The purpose of the National Minimum Wage (NMW) is to ensure that workers receive decent pay packets, into their own hands and free from deductions. The Employment Appeal Tribunal (EAT) underlined that point in ruling that a football club failed to pay the NMW because it deducted cash from employees’ wages to pay for season tickets.
The club enabled members of its clerical and hospitality staff to obtain season tickets for members of their families. The cost of those tickets was deducted from their pay packets by instalments. HM Revenue and Customs (HMRC) took the view that those deductions reduced the relevant workers’ remuneration to below the NMW and issued the club with underpayment notices pursuant to Section 19 of the National Minimum Wage Act 1998.
In challenging the notices, the club argued that the arrangement with its employees was entirely voluntary. There was no suggestion that it amounted to an attempt to obtain a tax advantage or to avoid paying the NMW. The club’s appeal to an Employment Tribunal (ET) was allowed and the notices quashed.
In upholding HMRC’s challenge to that outcome, the EAT noted that, with very limited exceptions, employees are required to pay money for workers’ services into their own hands. A deduction from wages occurs whenever an employer withholds money from a worker’s pay packet at source, regardless of the underlying purpose of doing so.
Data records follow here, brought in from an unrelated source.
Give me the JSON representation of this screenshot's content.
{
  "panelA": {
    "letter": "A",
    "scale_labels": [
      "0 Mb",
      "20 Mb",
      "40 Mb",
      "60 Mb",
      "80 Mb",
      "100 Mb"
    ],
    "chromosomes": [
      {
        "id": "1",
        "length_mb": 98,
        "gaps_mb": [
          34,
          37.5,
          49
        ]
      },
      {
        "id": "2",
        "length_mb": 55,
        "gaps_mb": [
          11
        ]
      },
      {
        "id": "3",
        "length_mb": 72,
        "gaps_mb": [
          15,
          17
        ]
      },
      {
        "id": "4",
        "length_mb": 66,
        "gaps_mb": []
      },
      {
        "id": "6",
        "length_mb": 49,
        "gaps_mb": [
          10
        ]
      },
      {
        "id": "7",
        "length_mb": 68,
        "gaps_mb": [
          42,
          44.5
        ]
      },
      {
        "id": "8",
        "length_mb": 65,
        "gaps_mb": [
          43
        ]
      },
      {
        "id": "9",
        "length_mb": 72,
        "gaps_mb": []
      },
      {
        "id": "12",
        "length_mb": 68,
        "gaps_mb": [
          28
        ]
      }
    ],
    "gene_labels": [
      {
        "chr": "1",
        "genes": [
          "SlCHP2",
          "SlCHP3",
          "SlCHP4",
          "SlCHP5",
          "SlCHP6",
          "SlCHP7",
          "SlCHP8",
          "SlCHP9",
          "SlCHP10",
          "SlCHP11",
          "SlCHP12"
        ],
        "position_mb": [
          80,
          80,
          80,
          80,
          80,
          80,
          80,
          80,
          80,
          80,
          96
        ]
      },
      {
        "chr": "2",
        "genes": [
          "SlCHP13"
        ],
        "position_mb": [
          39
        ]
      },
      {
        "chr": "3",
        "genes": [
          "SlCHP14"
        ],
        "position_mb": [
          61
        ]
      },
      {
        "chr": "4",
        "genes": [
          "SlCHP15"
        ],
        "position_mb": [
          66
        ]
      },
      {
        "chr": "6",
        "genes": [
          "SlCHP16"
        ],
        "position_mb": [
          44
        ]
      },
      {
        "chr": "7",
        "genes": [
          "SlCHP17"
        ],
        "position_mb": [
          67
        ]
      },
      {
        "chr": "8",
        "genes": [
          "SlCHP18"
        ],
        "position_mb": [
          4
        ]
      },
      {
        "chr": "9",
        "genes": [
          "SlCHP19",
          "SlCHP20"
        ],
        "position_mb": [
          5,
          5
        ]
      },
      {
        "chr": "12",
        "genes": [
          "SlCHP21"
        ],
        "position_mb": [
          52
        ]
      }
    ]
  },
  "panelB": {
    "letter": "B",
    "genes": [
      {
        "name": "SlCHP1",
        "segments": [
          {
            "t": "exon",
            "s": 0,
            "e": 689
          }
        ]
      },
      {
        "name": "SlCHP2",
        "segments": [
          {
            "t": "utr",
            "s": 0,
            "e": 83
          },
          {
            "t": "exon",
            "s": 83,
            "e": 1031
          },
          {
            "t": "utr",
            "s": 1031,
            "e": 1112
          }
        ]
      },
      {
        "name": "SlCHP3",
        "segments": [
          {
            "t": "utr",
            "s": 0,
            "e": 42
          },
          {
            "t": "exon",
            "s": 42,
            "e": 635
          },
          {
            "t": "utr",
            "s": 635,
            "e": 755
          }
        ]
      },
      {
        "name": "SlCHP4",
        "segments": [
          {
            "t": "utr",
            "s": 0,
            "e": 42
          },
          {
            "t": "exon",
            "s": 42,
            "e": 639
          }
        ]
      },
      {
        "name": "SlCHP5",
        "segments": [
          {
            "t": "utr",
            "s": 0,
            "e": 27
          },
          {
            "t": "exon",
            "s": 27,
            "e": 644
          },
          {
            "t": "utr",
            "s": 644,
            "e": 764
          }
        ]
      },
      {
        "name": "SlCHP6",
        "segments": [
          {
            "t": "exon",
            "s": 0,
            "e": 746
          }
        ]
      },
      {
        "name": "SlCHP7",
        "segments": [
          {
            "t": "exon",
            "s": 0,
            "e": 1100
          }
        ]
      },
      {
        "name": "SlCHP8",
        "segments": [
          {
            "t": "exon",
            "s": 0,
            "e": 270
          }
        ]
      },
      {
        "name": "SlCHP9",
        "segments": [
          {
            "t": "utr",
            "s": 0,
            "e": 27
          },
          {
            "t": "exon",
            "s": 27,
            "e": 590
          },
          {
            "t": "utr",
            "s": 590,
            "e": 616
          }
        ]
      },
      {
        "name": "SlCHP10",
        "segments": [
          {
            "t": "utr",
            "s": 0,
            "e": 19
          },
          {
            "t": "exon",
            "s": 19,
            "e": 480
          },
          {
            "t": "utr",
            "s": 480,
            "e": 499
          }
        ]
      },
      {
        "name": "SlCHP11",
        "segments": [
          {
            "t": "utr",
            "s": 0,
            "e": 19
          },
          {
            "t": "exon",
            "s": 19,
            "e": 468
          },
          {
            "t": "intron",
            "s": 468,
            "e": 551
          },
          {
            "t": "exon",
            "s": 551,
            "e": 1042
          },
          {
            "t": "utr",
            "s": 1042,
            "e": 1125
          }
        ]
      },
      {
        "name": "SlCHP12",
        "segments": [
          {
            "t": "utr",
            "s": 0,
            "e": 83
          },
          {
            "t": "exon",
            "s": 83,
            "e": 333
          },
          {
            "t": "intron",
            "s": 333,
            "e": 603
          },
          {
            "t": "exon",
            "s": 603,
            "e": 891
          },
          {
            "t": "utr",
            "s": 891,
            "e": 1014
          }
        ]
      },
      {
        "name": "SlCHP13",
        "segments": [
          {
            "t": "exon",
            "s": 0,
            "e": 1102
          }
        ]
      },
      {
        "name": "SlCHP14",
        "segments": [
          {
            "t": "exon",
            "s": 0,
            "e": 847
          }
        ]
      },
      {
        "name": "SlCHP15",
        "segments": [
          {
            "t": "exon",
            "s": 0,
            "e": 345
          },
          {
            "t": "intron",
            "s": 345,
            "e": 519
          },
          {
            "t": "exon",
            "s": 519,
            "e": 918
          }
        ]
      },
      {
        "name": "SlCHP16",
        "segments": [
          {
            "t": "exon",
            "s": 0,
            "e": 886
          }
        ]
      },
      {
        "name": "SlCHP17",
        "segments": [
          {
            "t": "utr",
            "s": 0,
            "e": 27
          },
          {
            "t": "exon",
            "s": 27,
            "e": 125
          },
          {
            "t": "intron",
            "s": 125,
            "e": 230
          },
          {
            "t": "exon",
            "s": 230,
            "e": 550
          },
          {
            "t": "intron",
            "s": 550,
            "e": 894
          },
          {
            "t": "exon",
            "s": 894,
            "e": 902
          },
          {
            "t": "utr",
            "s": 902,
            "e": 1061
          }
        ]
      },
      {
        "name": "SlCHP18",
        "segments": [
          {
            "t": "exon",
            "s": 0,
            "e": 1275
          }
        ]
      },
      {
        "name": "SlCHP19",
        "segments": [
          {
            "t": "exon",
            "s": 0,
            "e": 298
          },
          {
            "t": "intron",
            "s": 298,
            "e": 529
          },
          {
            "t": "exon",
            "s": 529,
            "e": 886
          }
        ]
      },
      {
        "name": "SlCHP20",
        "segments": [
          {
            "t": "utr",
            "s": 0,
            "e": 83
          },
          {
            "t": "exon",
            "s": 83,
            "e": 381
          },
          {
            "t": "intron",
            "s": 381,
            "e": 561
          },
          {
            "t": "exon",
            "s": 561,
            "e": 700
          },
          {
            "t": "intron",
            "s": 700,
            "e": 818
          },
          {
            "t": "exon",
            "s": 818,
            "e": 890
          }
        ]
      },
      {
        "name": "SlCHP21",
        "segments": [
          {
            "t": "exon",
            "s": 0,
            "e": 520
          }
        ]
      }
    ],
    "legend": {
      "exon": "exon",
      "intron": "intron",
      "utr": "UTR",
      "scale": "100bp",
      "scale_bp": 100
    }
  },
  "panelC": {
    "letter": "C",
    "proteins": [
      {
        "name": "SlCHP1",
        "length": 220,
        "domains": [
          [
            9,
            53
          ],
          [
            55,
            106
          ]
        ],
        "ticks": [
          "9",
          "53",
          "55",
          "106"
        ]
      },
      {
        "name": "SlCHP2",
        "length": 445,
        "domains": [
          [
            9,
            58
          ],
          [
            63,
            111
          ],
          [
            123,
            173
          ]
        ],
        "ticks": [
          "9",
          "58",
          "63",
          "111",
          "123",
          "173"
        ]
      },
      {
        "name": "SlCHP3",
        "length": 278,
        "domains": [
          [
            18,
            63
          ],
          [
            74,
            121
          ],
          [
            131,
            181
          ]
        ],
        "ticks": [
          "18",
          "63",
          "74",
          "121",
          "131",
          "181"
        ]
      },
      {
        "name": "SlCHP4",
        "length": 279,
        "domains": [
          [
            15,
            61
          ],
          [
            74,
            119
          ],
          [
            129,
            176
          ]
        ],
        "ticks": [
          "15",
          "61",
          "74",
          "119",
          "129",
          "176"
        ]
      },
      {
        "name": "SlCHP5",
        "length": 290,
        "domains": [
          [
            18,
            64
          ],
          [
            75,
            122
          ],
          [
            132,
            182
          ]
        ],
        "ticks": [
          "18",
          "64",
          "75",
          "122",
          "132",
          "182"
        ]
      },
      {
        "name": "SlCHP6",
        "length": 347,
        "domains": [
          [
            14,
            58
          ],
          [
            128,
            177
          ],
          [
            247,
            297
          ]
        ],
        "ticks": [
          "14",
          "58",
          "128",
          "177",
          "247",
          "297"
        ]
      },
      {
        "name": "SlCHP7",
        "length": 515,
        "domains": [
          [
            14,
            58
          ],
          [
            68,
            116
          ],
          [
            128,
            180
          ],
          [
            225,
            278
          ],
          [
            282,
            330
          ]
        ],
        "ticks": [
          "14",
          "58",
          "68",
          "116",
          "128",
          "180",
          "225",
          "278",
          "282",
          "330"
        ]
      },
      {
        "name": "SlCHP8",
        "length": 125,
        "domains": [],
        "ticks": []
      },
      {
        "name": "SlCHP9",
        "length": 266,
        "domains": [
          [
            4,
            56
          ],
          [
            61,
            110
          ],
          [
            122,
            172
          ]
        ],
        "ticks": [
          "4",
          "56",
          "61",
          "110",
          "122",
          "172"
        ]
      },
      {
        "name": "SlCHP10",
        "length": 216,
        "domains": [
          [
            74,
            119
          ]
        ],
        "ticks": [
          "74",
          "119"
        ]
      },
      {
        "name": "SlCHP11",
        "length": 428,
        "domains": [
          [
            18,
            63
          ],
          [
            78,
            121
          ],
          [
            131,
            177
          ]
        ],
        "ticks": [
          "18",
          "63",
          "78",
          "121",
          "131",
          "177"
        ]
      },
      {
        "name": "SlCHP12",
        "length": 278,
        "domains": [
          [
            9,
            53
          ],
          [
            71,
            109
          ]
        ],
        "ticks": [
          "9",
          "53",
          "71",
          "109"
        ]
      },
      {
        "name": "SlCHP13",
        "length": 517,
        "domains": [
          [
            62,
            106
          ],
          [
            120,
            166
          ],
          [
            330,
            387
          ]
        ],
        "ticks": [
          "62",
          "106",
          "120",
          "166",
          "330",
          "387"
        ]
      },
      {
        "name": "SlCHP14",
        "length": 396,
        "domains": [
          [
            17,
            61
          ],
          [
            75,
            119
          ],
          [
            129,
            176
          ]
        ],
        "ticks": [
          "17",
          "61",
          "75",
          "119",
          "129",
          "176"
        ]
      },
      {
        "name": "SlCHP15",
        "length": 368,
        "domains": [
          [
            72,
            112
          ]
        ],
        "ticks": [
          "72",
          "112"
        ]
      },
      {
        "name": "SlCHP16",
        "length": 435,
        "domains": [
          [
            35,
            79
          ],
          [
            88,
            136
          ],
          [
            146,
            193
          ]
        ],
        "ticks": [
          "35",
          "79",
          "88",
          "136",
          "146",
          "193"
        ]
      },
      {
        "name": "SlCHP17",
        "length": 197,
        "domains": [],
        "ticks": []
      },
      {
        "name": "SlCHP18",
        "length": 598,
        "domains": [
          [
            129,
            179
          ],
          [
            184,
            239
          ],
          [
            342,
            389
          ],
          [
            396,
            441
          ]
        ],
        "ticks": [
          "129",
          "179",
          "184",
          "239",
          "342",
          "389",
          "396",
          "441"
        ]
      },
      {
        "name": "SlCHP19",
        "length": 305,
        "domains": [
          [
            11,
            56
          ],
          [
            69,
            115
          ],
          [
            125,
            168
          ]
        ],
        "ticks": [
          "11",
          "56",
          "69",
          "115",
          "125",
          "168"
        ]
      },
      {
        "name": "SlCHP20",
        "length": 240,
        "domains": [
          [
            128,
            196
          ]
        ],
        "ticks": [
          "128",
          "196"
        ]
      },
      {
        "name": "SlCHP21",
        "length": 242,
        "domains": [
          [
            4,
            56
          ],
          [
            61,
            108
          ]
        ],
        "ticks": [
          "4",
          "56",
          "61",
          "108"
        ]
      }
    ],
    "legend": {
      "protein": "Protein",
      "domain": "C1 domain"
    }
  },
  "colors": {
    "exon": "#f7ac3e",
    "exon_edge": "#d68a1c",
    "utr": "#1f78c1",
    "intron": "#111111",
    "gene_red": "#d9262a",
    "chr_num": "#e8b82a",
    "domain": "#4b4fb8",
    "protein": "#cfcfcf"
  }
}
Although there was no suggestion that club employees had been pressured to enter into the arrangement, a restrictive interpretation of the relevant rules was necessary to ensure that workers who purchase goods or services from their employers do so as a matter of free choice. The arrangement, whilst benefiting the club’s employees, was also for the club’s own use and benefit in that it ultimately received payment in full for the season tickets. The underpayment notices were reinstated.